Before finishing my visit William took me around the side of the pitch to show me a garden and play area the Club have opened for the community. Local artists had also drawn colourful murals depicting people, places and characters associated with the club. It gave me a real feeling of community spirit. I felt proud of this Club that I had never visited before. I decided I would return with my family to visit the community garden and play area, and perhaps even take my two children to watch their first professional football match.

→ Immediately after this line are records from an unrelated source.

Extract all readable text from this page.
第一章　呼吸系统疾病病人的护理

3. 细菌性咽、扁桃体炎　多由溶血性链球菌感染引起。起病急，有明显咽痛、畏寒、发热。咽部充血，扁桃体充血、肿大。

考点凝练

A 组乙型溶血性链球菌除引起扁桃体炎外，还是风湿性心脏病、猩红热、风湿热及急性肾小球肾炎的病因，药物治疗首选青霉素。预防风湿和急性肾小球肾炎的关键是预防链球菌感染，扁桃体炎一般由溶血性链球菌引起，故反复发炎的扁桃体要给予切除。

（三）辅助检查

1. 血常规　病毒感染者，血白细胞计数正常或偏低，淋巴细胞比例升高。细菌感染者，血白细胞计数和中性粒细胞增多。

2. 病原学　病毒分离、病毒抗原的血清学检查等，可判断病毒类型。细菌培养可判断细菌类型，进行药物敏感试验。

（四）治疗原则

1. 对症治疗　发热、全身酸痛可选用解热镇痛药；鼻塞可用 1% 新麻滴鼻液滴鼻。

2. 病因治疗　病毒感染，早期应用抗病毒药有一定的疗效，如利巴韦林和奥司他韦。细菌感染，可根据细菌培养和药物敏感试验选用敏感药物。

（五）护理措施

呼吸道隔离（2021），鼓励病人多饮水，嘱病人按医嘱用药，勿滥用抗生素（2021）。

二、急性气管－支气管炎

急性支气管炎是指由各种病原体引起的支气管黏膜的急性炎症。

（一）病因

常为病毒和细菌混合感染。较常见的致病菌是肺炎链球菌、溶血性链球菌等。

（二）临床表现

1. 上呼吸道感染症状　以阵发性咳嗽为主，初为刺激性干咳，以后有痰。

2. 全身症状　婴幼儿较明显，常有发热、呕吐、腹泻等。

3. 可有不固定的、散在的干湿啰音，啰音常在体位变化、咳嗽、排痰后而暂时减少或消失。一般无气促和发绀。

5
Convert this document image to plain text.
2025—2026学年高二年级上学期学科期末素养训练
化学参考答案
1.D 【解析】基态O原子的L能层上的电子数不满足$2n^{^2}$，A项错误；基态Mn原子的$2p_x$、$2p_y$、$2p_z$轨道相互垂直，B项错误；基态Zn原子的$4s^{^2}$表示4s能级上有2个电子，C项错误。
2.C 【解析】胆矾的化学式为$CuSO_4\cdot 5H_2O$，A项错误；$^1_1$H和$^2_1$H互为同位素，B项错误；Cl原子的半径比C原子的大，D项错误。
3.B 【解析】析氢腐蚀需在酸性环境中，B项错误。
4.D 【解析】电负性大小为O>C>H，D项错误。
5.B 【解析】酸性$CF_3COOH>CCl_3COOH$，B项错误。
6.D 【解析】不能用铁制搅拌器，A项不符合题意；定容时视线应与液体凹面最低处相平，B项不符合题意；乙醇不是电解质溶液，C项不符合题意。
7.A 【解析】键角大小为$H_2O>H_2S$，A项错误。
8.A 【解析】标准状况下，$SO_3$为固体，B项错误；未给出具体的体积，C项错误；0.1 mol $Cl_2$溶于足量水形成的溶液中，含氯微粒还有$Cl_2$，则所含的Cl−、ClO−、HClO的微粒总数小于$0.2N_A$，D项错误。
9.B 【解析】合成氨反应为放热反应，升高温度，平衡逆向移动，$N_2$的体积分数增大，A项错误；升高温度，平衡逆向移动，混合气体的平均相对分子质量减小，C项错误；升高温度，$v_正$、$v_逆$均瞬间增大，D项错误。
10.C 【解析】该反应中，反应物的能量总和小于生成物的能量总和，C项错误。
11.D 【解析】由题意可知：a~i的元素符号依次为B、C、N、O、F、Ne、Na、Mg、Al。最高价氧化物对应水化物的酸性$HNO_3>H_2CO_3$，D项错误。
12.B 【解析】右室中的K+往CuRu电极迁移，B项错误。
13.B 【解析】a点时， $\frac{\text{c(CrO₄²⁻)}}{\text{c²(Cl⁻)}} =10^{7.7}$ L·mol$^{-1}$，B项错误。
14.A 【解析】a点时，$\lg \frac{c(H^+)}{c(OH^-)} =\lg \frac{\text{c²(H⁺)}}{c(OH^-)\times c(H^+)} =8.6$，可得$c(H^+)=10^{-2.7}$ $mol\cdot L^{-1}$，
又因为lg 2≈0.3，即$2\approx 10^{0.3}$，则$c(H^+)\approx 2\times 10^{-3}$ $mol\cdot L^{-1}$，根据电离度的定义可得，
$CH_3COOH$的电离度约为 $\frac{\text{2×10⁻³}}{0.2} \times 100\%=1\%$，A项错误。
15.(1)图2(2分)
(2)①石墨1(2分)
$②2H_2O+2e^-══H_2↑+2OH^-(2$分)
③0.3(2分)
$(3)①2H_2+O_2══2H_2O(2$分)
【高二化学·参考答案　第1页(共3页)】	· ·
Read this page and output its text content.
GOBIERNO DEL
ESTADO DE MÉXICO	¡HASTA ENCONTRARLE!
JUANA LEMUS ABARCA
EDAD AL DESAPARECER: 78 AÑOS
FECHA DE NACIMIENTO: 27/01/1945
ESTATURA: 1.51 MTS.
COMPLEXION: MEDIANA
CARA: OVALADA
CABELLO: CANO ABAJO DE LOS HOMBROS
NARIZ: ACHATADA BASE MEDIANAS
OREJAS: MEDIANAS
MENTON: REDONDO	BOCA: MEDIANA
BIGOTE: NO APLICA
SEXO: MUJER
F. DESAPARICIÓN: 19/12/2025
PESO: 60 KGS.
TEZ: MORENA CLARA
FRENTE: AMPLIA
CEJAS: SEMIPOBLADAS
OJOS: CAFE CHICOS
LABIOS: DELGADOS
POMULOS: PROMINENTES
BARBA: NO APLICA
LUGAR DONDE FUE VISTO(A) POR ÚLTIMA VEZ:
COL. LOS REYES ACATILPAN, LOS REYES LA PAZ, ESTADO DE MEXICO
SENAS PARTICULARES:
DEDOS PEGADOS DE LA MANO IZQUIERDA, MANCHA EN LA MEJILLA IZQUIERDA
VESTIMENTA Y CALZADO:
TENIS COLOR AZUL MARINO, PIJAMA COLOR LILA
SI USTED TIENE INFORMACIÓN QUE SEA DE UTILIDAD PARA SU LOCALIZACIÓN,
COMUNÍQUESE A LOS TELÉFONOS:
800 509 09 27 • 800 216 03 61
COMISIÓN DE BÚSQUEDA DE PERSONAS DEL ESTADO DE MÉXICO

As I was leaving the stadium we met one of the first team football players. I was delighted he was happy to chat to me about playing professional football on the pitch. He was honest and said he too loved real grass. But, he said, there are times when some real grass pitches end up like a ploughed muddy field as a result of prolonged bad weather. He said he would much rather play on their 3G pitch than a poorly cared for grass pitch any day. That was a perfect explanation.
Without doubt I could see that William was able to transfer his passion and pride for caring for real grass pitches to that of the 3G pitch. There was a pattern developing in my discussions with grounds staff. Pro-turf care is about ‘care’. It’s also about pride, passion, enthusiasm, skill, knowledge, experience, and going the extra mile. William has all of these qualities in abundance. I learned a lot from him. I will put what I learned from William, and the other turf care professionals I have met, into practice in my own lawn care business. Thank you, William. Your passion, pride and enthusiasm is infectious. I shall visit Hamilton Academical Football Club again.